Stella sat behind the wheel staring at them both, her face bloodless, her eyes blazing, looking for all the world as if she’d just been slapped in the face.

Emma blinked, then looked from Stella to Jack in shock.

Then, with a sudden screech from her tyres, Stella tore off down the road.

Jack closed his eyes, pinched the bridge of his nose.

Emma swallowed. ‘Are you and Stella still together?’ she asked.

Jack took a breath. ‘It’s… well, it’s complicated. The short answer is not any more, but you know how she is – how she’s always been about you.’

Emma nodded. Stella had always seen her as a rival. Unfortunately the feeling was mutual.

‘I better go or else she’ll turn this into World War Three…’ He hesitated before turning to leave. ‘Sorry. I’ll see you.’

Emma retreated inside the cottage, where she closed the door and rested her head against the cool wood, breathing heavily, seeing Stella’s expression behind her closed lids. She couldn’t help but be sucked back into the past.



* * *



Those first few weeks when Emma first came to live at Hope Cottage there were many lessons to learn about the recipes her family made, her new home, and the people in it.

She learned that cinnamon didn’t just provide warmth and flavour; it could help ease fear and anxiety. That celery wasn’t just something you served at really boring parties; it could help lower blood pressure. And that borage didn’t just make a colourful addition to salads; it was said to give courage too.
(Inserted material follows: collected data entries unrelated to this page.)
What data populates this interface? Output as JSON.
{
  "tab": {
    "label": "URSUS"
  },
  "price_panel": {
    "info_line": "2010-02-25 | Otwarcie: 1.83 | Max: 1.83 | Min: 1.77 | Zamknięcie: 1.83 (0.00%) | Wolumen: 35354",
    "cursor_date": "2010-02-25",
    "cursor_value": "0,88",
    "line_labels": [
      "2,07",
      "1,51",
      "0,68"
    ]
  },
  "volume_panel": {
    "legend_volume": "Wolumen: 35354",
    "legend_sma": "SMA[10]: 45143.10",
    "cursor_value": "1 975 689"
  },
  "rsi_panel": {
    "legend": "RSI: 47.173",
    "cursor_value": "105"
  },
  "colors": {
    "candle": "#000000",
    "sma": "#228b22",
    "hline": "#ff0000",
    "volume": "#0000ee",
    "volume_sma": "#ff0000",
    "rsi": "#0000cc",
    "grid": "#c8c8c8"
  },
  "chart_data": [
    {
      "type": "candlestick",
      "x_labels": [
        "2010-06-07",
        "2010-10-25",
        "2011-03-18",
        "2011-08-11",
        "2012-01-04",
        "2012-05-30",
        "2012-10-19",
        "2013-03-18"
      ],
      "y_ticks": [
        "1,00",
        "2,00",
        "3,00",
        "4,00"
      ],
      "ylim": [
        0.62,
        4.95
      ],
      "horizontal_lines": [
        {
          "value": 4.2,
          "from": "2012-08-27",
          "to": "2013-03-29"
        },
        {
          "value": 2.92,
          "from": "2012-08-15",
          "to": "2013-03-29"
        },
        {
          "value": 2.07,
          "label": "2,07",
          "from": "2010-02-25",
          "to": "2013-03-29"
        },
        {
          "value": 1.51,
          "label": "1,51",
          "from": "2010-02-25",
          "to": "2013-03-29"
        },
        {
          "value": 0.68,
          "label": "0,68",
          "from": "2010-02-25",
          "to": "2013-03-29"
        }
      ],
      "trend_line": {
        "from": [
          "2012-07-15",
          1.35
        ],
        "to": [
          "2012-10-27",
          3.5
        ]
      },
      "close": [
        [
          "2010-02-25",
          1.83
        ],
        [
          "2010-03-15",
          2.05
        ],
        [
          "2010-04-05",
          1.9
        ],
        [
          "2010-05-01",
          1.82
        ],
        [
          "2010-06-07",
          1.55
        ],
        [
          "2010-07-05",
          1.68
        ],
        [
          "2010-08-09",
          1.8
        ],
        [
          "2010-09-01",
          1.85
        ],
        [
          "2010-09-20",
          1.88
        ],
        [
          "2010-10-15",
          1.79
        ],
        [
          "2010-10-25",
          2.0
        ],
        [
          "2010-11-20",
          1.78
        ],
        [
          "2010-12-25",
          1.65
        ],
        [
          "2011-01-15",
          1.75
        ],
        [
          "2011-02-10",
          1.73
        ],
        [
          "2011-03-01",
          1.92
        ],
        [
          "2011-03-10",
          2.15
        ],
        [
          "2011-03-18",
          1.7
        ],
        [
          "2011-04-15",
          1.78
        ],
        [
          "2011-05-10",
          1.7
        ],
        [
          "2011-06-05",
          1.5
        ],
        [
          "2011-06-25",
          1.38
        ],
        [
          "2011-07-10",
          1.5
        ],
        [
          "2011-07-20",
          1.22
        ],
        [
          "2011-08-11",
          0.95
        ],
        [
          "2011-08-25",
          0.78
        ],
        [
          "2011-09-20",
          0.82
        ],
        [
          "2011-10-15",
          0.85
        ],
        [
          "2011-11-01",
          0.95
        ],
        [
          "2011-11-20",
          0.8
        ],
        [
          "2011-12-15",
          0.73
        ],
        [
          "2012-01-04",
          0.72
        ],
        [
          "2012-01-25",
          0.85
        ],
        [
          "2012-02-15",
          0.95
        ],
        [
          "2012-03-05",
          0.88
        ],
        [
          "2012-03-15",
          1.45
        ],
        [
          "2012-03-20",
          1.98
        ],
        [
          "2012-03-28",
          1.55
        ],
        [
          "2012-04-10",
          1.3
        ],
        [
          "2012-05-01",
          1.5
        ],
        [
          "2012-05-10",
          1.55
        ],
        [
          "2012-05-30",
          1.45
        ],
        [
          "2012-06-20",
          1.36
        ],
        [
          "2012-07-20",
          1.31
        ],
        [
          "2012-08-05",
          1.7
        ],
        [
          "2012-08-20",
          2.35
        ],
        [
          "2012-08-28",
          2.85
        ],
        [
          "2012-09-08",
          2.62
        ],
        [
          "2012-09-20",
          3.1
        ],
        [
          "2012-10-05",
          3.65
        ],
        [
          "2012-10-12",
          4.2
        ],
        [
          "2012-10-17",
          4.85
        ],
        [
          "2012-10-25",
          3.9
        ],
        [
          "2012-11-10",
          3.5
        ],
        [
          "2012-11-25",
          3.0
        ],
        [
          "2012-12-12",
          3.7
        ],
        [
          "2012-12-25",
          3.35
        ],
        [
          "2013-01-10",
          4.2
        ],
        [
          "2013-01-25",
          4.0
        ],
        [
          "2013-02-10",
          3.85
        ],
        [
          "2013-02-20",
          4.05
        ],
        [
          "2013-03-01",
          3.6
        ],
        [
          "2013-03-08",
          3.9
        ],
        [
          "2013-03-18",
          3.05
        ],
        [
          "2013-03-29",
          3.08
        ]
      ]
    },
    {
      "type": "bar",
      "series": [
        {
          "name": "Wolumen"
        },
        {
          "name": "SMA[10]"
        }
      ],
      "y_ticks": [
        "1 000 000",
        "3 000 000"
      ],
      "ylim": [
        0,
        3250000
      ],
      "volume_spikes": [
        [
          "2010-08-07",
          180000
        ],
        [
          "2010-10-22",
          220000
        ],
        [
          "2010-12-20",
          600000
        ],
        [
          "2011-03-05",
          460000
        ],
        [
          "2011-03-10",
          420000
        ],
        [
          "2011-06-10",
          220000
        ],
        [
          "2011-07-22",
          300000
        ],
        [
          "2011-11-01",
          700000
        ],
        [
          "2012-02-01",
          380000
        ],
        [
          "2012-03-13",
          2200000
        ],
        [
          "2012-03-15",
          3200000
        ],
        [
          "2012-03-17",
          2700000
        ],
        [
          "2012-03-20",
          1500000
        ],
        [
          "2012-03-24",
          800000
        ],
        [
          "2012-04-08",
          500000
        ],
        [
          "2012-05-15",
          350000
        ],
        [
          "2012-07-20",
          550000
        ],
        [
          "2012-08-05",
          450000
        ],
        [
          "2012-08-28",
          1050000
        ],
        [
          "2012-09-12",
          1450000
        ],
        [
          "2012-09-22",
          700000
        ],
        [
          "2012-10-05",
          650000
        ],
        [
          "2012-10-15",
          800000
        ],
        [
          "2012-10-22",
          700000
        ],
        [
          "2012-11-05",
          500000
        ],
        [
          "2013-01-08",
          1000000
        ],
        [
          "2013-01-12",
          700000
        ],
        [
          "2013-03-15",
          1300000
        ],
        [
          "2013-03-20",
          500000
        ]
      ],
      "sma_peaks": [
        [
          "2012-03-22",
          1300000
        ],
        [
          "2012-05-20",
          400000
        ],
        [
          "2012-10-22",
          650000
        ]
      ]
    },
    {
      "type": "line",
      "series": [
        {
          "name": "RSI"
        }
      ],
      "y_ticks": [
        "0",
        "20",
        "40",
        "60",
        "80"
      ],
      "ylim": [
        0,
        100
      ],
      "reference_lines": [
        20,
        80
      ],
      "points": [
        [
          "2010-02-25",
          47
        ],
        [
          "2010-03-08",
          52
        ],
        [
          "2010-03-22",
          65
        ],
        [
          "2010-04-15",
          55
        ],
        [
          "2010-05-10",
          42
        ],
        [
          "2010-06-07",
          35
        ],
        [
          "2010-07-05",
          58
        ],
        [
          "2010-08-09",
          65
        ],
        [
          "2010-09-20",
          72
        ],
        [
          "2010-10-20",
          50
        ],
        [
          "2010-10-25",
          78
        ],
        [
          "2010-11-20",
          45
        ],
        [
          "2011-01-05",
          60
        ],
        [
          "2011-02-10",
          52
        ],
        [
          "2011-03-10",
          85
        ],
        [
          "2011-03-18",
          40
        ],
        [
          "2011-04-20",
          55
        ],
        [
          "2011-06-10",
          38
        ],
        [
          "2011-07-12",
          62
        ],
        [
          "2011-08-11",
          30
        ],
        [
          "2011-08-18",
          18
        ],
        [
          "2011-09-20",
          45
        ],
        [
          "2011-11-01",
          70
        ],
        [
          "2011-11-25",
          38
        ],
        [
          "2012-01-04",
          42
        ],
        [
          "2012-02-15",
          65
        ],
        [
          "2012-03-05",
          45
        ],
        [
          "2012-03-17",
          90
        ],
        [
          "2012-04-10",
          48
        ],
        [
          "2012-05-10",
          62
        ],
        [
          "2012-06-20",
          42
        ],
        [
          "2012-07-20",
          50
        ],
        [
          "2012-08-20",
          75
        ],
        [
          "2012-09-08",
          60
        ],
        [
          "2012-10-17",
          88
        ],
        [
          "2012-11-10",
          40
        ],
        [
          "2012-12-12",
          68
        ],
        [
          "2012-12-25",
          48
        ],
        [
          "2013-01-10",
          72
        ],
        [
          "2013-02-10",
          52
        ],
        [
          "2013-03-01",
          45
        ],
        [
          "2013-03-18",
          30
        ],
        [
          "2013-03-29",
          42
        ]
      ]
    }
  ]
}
She learned that food made in the kitchen of Hope Cottage left at dusk, in dishes and on plates wrapped up in dishtowels over a covering of clingfilm, inside baskets that were secreted away to the sound of quick footsteps and desperate hearts. Those same baskets and dishes would return a few days later, in time for their next assignment. The blue casserole dish with the white daisies on its side, the cream plate with the rose pattern and the chip on the rim, the copper pot with the wooden handles, all clean and clear of food, but never empty, all the same.

When the co-owner of the Whistle-In Store, Harrison Brimble, recovered from a nasty fall despite all his doctors’ dire speculations, it could only have been as a result of Evie’s Get Up and Go Gumbo, according to Mrs Brimble, who left six ticket stubs for the vintage cinema in town inside the blue casserole dish. When posh Madge Sanders finally got a proposal out of Timothy Wastrel after ten years of dating, she was convinced that it had to be because she’d fed him every last bite of Dot’s Make Up Your Mind Meringue, and she left French chocolate and perfume on the rose plate.